Practitioners cite lack of public healthcare resources as a contributing factor

Health Minister Philpott promises action against double-billing doctors
Responding to revelations of illegal extra billing by doctors through private clinics, Federal Health Minister Jane Philpott has said she is “determined to find ways to make it very clear that we expect the law to be upheld.”

Patients lacking access to care, ranging from basic medical appointments to surgery, are increasingly paying out of pocket at private clinics where doctors are charging for services while billing the public system, according to an investigation by the Globe and Mail.

Without mentioning specific measures, Philpott promised more federal pressure on provinces, to look harder at doctor and clinic billings, especially in BC where the double-dipping is most rampant. That could be problematic as Ottawa relies on the provinces to accurately report evidence of misconduct — which provinces have a vested interest in downplaying, since they can get fined for such violations.

The Globe and Mail report also cited data from the Ontario Health Coalition, which found 71 mostly doctor-owned diagnostic and surgical clinics across Canada selling patients quicker access to treatments that should be covered under provincial health insurance.

BC Health Minister Terry Lake has said the province is vigorously trying to enforce the Canada Health Act through audits. However, their efforts to crack down on private clinics have been met with lawsuits by the offenders.

According to doctors, rationing of public healthcare resources contributes to the problem. A survey done by the Royal College of Physicians and Surgeons, a national doctors’ group, found 16% of respondents unable to secure employment nationwide. The top reason: “more physicians competing for fewer resources.”

The Doctors of BC, an organization representing BC physicians, told the Globe that “surgeons are required to share the ORs … [and] there aren’t enough ORs.” As a result of these and other rationing measures, doctors say patients are forced to pay for timely treatment at private clinics.

Tellingly, BC health authorities have also been hiring private clinics on contract to treat patients who need minor surgeries. Fraser Health, Northern Health, and Vancouver Health have confirmed that they have outsourced part of their patient load. Out of 61,417 surgeries done in BC’s private clinics last year, a little more than half were publicly funded.
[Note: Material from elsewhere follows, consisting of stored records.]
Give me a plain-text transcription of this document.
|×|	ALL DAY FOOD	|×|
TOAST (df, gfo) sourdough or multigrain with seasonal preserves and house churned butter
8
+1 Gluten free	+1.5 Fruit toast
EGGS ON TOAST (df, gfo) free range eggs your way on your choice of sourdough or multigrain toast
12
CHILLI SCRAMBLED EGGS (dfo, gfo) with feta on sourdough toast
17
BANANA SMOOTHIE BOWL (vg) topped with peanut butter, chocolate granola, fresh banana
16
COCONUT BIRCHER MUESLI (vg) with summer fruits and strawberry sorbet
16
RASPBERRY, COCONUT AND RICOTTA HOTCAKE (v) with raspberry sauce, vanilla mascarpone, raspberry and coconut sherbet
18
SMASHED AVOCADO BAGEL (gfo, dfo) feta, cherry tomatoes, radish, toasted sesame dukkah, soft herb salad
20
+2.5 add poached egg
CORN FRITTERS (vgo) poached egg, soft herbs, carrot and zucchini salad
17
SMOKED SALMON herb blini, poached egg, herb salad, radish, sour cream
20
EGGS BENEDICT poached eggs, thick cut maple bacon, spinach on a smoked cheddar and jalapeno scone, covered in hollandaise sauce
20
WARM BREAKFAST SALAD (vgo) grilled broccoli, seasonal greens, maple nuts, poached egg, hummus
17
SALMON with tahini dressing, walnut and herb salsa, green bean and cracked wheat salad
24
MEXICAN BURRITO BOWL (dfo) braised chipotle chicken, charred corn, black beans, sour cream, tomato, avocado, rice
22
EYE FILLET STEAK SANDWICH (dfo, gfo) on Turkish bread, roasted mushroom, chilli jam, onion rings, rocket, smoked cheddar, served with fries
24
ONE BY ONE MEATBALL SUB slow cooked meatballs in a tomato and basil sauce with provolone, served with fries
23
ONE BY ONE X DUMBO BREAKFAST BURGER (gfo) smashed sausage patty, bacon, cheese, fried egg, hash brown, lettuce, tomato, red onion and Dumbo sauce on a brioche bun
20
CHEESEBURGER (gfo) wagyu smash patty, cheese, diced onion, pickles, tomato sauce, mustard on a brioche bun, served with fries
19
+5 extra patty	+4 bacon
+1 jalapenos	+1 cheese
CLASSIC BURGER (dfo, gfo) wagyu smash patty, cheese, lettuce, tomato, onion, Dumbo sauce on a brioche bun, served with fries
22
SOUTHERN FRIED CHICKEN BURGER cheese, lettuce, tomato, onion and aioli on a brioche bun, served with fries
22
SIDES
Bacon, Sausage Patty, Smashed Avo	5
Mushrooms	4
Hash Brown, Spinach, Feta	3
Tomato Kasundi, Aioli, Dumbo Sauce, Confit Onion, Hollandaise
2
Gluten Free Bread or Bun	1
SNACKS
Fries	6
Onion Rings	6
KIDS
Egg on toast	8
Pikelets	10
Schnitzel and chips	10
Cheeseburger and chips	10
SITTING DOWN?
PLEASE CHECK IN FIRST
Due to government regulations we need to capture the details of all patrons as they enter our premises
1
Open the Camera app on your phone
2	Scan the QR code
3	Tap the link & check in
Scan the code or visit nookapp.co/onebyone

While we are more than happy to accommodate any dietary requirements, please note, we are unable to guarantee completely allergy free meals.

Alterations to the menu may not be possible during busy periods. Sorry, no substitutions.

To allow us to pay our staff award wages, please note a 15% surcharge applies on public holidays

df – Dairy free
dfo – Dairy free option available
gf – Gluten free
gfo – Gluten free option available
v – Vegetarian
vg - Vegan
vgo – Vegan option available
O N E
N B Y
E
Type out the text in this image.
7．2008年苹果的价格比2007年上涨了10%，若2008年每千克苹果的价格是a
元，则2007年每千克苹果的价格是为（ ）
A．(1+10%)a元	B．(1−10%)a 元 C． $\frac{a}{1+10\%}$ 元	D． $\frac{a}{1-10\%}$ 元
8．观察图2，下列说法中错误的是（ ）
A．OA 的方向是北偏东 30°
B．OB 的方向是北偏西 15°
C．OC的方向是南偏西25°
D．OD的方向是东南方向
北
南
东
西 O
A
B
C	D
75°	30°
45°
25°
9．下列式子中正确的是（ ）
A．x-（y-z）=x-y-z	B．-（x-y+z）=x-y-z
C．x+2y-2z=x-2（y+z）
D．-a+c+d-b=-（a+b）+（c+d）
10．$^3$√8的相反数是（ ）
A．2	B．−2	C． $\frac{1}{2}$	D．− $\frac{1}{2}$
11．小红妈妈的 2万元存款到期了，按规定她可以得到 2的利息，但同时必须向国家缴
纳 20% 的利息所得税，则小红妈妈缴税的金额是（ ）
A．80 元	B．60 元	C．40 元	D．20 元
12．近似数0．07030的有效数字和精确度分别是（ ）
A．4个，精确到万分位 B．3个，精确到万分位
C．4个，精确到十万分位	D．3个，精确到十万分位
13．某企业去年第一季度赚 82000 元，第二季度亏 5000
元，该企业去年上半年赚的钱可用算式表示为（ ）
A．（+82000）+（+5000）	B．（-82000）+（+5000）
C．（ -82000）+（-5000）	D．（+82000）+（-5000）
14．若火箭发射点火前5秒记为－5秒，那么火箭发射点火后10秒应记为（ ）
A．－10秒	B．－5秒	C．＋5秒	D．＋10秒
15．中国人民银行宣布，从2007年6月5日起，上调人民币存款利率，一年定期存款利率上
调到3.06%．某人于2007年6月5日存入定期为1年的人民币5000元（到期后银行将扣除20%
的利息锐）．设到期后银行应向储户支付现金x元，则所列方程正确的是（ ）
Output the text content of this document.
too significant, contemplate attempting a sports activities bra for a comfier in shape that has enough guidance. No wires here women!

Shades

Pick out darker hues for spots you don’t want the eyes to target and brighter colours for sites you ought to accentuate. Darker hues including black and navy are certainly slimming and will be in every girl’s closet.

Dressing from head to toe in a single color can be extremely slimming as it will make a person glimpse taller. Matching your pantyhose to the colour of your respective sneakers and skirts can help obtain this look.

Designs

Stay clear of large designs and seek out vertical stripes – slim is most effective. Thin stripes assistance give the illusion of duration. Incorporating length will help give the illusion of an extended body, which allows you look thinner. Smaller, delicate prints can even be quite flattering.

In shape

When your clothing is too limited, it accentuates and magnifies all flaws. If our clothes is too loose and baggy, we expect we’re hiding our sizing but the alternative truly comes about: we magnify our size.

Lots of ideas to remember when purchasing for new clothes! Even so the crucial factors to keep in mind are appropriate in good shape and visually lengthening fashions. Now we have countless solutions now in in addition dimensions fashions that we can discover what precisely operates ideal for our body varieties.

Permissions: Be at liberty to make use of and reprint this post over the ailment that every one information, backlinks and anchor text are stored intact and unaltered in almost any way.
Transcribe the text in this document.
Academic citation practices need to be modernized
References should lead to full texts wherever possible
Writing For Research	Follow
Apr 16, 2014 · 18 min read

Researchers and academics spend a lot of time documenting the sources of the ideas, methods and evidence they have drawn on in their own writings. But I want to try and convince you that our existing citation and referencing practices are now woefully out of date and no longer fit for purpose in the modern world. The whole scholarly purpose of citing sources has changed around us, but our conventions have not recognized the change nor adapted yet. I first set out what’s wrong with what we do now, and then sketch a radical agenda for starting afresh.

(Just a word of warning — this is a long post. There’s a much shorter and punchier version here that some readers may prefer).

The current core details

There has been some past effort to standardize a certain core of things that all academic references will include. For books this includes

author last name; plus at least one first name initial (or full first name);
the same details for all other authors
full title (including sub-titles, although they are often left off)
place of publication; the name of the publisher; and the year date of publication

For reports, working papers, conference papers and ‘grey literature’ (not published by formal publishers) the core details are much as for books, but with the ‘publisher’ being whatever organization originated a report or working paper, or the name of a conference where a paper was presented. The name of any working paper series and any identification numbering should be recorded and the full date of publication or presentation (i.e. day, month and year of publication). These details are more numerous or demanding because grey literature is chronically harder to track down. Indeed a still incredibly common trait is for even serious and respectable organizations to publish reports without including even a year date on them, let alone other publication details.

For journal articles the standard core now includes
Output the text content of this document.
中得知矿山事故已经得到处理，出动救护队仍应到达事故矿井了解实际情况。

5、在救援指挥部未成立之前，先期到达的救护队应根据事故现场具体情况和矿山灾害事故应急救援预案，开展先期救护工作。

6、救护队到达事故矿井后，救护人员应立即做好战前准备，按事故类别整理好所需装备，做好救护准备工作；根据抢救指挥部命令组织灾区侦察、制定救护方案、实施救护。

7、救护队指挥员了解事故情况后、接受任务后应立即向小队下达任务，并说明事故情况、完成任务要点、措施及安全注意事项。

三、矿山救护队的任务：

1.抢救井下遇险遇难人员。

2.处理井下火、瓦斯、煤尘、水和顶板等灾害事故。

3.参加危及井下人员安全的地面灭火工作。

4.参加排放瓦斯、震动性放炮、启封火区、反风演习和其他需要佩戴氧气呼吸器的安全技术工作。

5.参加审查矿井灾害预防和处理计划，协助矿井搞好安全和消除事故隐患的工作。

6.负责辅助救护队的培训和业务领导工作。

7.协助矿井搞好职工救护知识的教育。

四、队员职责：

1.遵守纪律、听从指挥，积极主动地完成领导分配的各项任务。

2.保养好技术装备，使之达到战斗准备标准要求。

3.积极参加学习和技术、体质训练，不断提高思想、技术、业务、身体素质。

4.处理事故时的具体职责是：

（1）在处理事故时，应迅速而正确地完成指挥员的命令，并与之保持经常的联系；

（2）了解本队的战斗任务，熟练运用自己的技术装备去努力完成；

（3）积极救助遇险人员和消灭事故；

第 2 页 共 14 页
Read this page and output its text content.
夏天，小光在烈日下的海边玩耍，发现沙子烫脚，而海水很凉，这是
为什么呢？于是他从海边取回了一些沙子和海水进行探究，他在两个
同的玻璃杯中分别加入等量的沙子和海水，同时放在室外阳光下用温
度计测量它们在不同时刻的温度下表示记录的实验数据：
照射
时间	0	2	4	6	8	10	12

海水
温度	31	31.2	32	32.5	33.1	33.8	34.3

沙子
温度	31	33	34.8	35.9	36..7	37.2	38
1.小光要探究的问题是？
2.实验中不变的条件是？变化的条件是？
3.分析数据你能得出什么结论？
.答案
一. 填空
The Globe investigation found that patients paying out-of-pocket for surgery are charged significantly more than health authorities for the same services; in effect, patients who are billed extra end up subsidizing patients covered by public healthcare. Doctors are therefore asking the government to either legalize private billing or provide adequate funding for stand-alone clinics to meet patient demand.

However, Dr. Philpott has rejected the doctors’ arguments, citing evidence that some treatments and tests being performed on patients are actually unnecessary.

“We can root out over-testing and over-treatment and, through innovation, make the system much more effective in managing wait times,” she told the news outlet.